With Super Bowl 50 looming, I found myself talking with Antti Pasila, Chief Commercial Officer and co-founder of Kiosked, about the Budweiser frogs.

“The Super Bowl is kind of the Oscars for ad creative guys,” he said. Characters like Bud, Weis and Er–who have been around since 1995–“touch customers on an emotional level.” TV spots for the Super Bowl used to be once and done affairs, more or less, but the ad concepts now have a longer life. Pasila told me he’s already getting emails from friends who have previewed the Heinz commercials for the upcoming game. After the whistle, Super Bowl ads will have an extended life, not least on mobile devices, in terms of views and shares.

All this means, of course, is that the significance of creative input is not being degraded by ad tech and the programmatic environment. It just needs a different kind of strategy.

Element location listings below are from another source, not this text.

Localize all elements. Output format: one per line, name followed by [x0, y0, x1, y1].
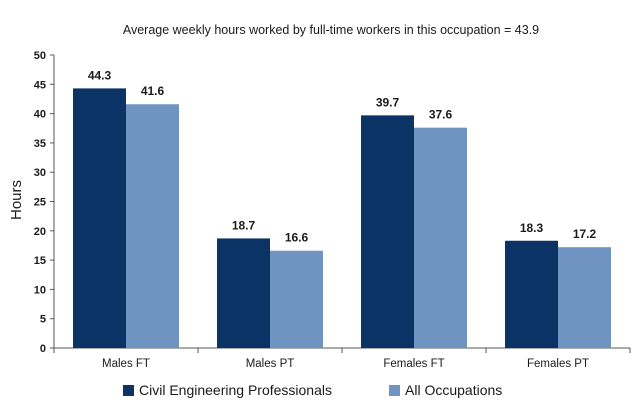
plot-area: 0 5 10 15 20 25 30 35 40 45 50 44.3 41.6 Males FT 18.7…	[34, 50, 631, 370]
bar-series-2-males-ft	[126, 104, 179, 348]
y-tick-label: 40	[34, 109, 46, 121]
y-tick-label: 15	[34, 255, 46, 267]
legend-swatch-series-2	[389, 385, 400, 396]
legend: Civil Engineering Professionals All Occup…	[123, 382, 502, 398]
legend-label: Civil Engineering Professionals	[139, 382, 332, 398]
y-tick-label: 0	[40, 343, 46, 355]
bar-series-2-females-ft	[414, 127, 467, 348]
y-tick-label: 25	[34, 197, 46, 209]
y-tick-label: 30	[34, 167, 46, 179]
bar-series-2-males-pt	[270, 250, 323, 348]
data-label: 17.2	[573, 227, 597, 241]
y-tick-label: 10	[34, 284, 46, 296]
x-category-label: Males PT	[246, 358, 295, 370]
data-label: 39.7	[376, 95, 400, 109]
y-tick-label: 45	[34, 79, 46, 91]
y-tick-label: 20	[34, 226, 46, 238]
x-category-label: Males FT	[102, 358, 150, 370]
legend-swatch-series-1	[123, 385, 134, 396]
bar-series-1-males-pt	[217, 238, 270, 348]
bar-series-2-females-pt	[558, 247, 611, 348]
chart-title: Average weekly hours worked by full-time…	[123, 23, 539, 37]
data-label: 37.6	[429, 108, 453, 122]
y-tick-label: 50	[34, 50, 46, 62]
data-label: 18.7	[232, 218, 256, 232]
bar-series-1-females-pt	[505, 240, 558, 348]
x-category-label: Females PT	[527, 358, 589, 370]
x-category-label: Females FT	[383, 358, 444, 370]
bar-series-1-females-ft	[361, 115, 414, 348]
data-label: 18.3	[520, 221, 544, 235]
legend-label: All Occupations	[405, 382, 502, 398]
y-tick-label: 5	[40, 314, 46, 326]
y-axis-title: Hours	[8, 180, 25, 220]
data-label: 41.6	[141, 84, 165, 98]
data-label: 16.6	[285, 231, 309, 245]
data-label: 44.3	[88, 68, 112, 82]
y-tick-label: 35	[34, 138, 46, 150]
bar-series-1-males-ft	[73, 88, 126, 348]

Kiosked, which was founded in Finland in 2010, and remains headquartered in Helsinki, grew from the insight that, although online marketing budgets were growing, performance of online ads was plummeting. “It was such a huge business,” said Pasila, “hundreds of billions of dollars every year. We started looking for a simple solution to stop performance dropping.”

Pasila and his co-founders uncovered problems with the sheer quantity of ads, with their quality and relevance, and with their placement. Placement had become so mechanical that viewers had developed banner blindness. Kiosked’s answer, Pasila told me, was to “create a new standard: contextual relevance and native placement inside content.” This would mean, he said, “fewer ads, but more money for publishers.”

Pasila distinguishes between traditional native advertising, which involves sponsored content with some relevance to a brand or product, and native placement. The former strategy runs into a problematic and costly bottleneck when it comes to creative. With native placement, technology can look at a website and its layout, and understand how consumers consume that particular URL (for example, scrolling habits). These insights determine optimal ad placement within the content which catches viewers’ eyes.

The appeal of this strategy, of course, is that it optimizing ad placement for website layout and viewer behavior can be automated. “It has given us immense scales,’ said Pasila, “three to five billion ad impressions per month.” And that with a staff of only 90 people in Kiosked’s global offices.

It was always the co-founders’ intention that the platform should be 100 percent programmatic. The technology creates Kiosked’s own ad inventory, which it sells in the marketplace as a saleside platform. The speed and volume of programmatic signals, Pasila said, a new role for creative. “Computers can optimize ads better than any person. Creative people are now focused on giving the best framework.” People set the aims–whether it be optimization to maximize click-throughs or basket size–and computers do the heavy lifting. “They can create A/B tests with hundreds of different calls to action,” he said.

What’s more, brands are responding to the long-term potential of programmatic and related creative input by bringing the relevant skills inhouse. Recent research by Kiosked suggests that brands are looking to draw agency talent in these fields inhouse. This is especially true of big advertisers and brands, and Pasila sees it as a repeat of the SEM story, which started as an agency skill but proved important enough to be adopted by brands themselves.

Programmatic is not all about customer acquisition, though. Fittingly, this weekend, we should acknowledge the increasing numbers of brands which are using ad tech to play defense. Specific businesses go unnamed, but mobile gaming and streaming services are two spaces where brands greedily bid for ad inventory, not necessarily to attract new consumers, but to protect their own placements against competitors. “We can see the rivalries,” said Pasila, “where one brand wants to block another one.”

That doesn’t just happen around the Super Bowl, although that’s certainly one event where brands move to buy up remnant inventory. Does defense win championships? That’s a debate we won’t settle here. But whether the Broncos or the Panthers wake up happy Monday morning, we’ll all wake up to an increasingly programmatic world.